AVANT-PROPOS DU CURÉ MESLIER.

 

 

 

(1)

 

 

 

 

         « Vous connaissez, mes frères, mon désintéressement ; je ne sacrifie point ma croyance à un vil intérêt. Si j’ai embrassé une profession si directement opposée à mes Sentiments, ce n’est point par cupidité ; j’ai obéi à mes parents. Je vous aurais plus tôt éclairés, si j’avais pu le faire impunément. Vous êtes témoins de ce que j’avance. Je n’ai point avili mon ministère en exigeant des rétributions qui y sont attachées.

 

        J’atteste le ciel que j’ai aussi souverainement méprisé ceux qui se riaient de la simplicité des peuples aveuglés, lesquels fournissaient pieusement des sommes considérables pour acheter des prières.
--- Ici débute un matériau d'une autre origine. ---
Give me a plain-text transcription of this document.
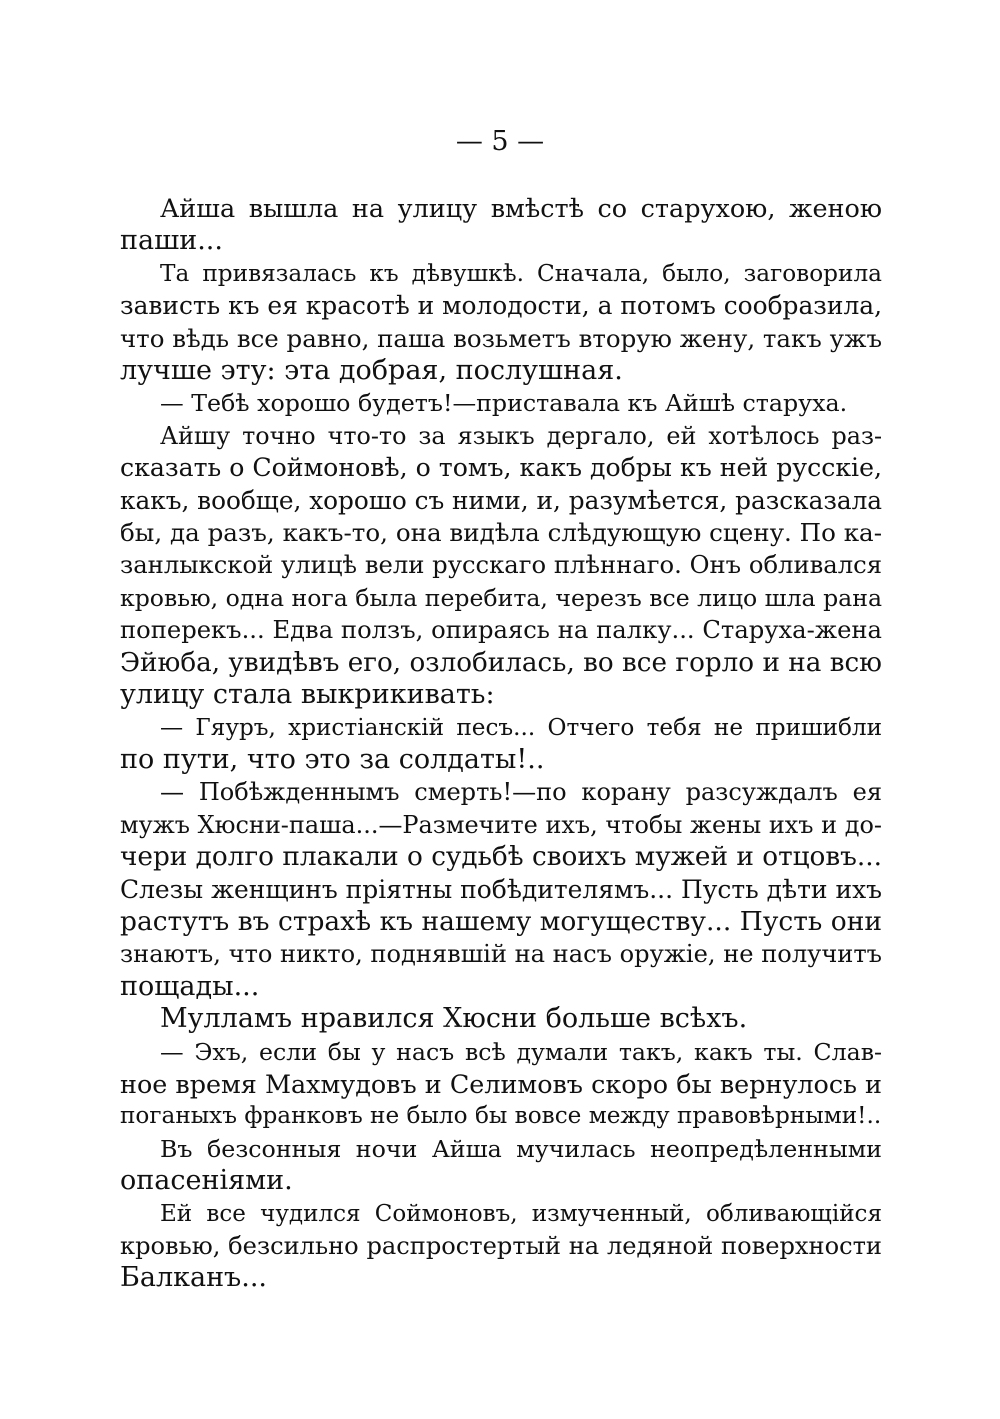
— 5 —
Айша вышла на улицу вмѣстѣ со старухою, женою
паши...
Та привязалась къ дѣвушкѣ. Сначала, было, заговорила
зависть къ ея красотѣ и молодости, а потомъ сообразила,
что вѣдь все равно, паша возьметъ вторую жену, такъ ужъ
лучше эту: эта добрая, послушная.
— Тебѣ хорошо будетъ!—приставала къ Айшѣ старуха.
Айшу точно что-то за языкъ дергало, ей хотѣлось раз-
сказать о Соймоновѣ, о томъ, какъ добры къ ней русскіе,
какъ, вообще, хорошо съ ними, и, разумѣется, разсказала
бы, да разъ, какъ-то, она видѣла слѣдующую сцену. По ка-
занлыкской улицѣ вели русскаго плѣннаго. Онъ обливался
кровью, одна нога была перебита, черезъ все лицо шла рана
поперекъ... Едва ползъ, опираясь на палку... Старуха-жена
Эйюба, увидѣвъ его, озлобилась, во все горло и на всю
улицу стала выкрикивать:
— Гяуръ, христіанскій песъ... Отчего тебя не пришибли
по пути, что это за солдаты!..
— Побѣжденнымъ смерть!—по корану разсуждалъ ея
мужъ Хюсни-паша...—Размечите ихъ, чтобы жены ихъ и до-
чери долго плакали о судьбѣ своихъ мужей и отцовъ...
Слезы женщинъ пріятны побѣдителямъ... Пусть дѣти ихъ
растутъ въ страхѣ къ нашему могуществу... Пусть они
знаютъ, что никто, поднявшій на насъ оружіе, не получитъ
пощады...
Мулламъ нравился Хюсни больше всѣхъ.
— Эхъ, если бы у насъ всѣ думали такъ, какъ ты. Слав-
ное время Махмудовъ и Селимовъ скоро бы вернулось и
поганыхъ франковъ не было бы вовсе между правовѣрными!..
Въ безсонныя ночи Айша мучилась неопредѣленными
опасеніями.
Ей все чудился Соймоновъ, измученный, обливающійся
кровью, безсильно распростертый на ледяной поверхности
Балканъ...
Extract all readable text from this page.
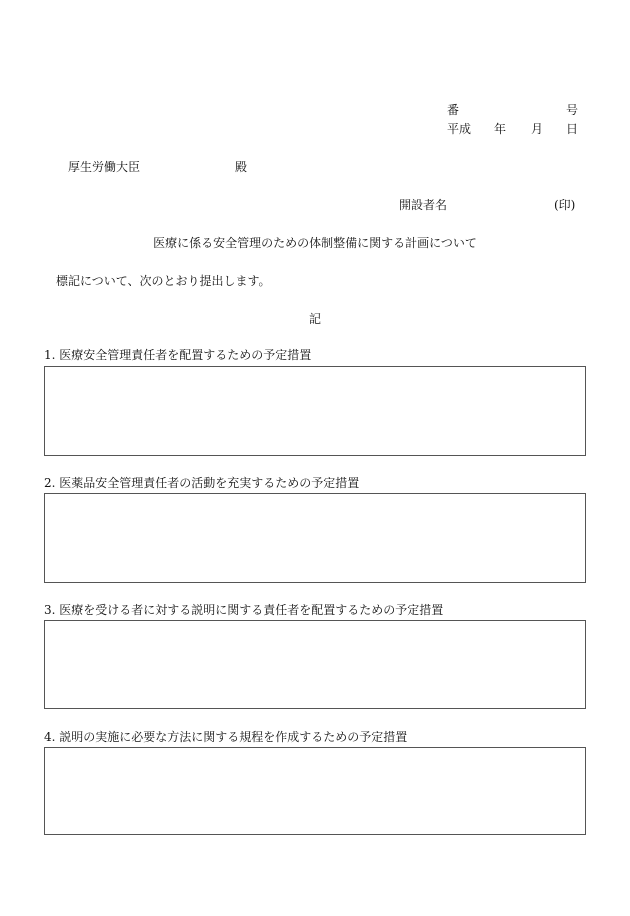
番	号
平成 年 月 日
厚生労働大臣	殿
開設者名	(印)
医療に係る安全管理のための体制整備に関する計画について
標記について、次のとおり提出します。
記
1. 医療安全管理責任者を配置するための予定措置
2. 医薬品安全管理責任者の活動を充実するための予定措置
3. 医療を受ける者に対する説明に関する責任者を配置するための予定措置
4. 説明の実施に必要な方法に関する規程を作成するための予定措置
Combien n’est pas horrible ce monopole ! Je ne blâme pas le mépris que ceux qui s’engraissent de vos sueurs et de vos peines témoignent pour leurs mystères et leurs superstitions ; mais je déteste leur insatiable cupidité et l’indigne plaisir que leurs pareils prennent à se railler de l’ignorance de ceux qu’ils ont soin d’entretenir dans cet état d’aveuglement.

 

       Qu’ils se contentent de rire de leur propre aisance, mais qu’ils ne multiplient pas du moins les erreurs, en abusant de l’aveugle piété de ceux qui par leur simplicité leur procurent une vie si commode. Vous me rendez sans doute, mes frères, la justice qui m’est due. La sensibilité que j’ai témoignée pour vos peines me garantit du moindre de vos soupçons. Combien de fois ne me suis-je point acquitté gratuitement des fonctions de mon ministère ! Combien de fois aussi ma tendresse n’a-t-elle pas été affligée de ne pouvoir vous secourir aussi souvent et aussi abondamment que je l’aurais souhaité ! Ne vous ai-je pas toujours prouvé que je prenais plus de plaisir à donner qu’à recevoir ? J’ai évité avec soin de vous exhorter à la bigoterie ; et je ne vous ai parlé qu’aussi rarement qu’il m’a été possible de nos malheureux dogmes. Il fallait bien que je m’acquittasse, comme curé, de mon ministère. Mais aussi combien n’ai-je pas souffert en moi-même, lorsque j’ai été forcé de vous prêcher ces pieux mensonges que je détestais dans le cœur ! Quel mépris n’avais-je pas pour mon ministère, et particulièrement cette superstitieuse messe, et ces ridicules administrations de sacrements, surtout lorsqu’il fallait les faire avec cette solennité qui attirait votre piété et toute votre bonne foi ! Que de remords ne m’a point excités votre crédulité ! Mille fois sur le point d’éclater publiquement, j’allais dessiller vos yeux, mais une crainte supérieure à mes forces me contenait soudain, et m’a forcé au silence jusqu’à ma mort (2).

 

 

 

 

1 – Cet avant-propos avait été omis dans la première édition. (G.A.)

 

2 – Presque toutes les lettres de déprêtrisation qui furent adressées aux communes et à la convention en 1793 sont écrites dans le sentiment de cet avant-propos. (G.A.)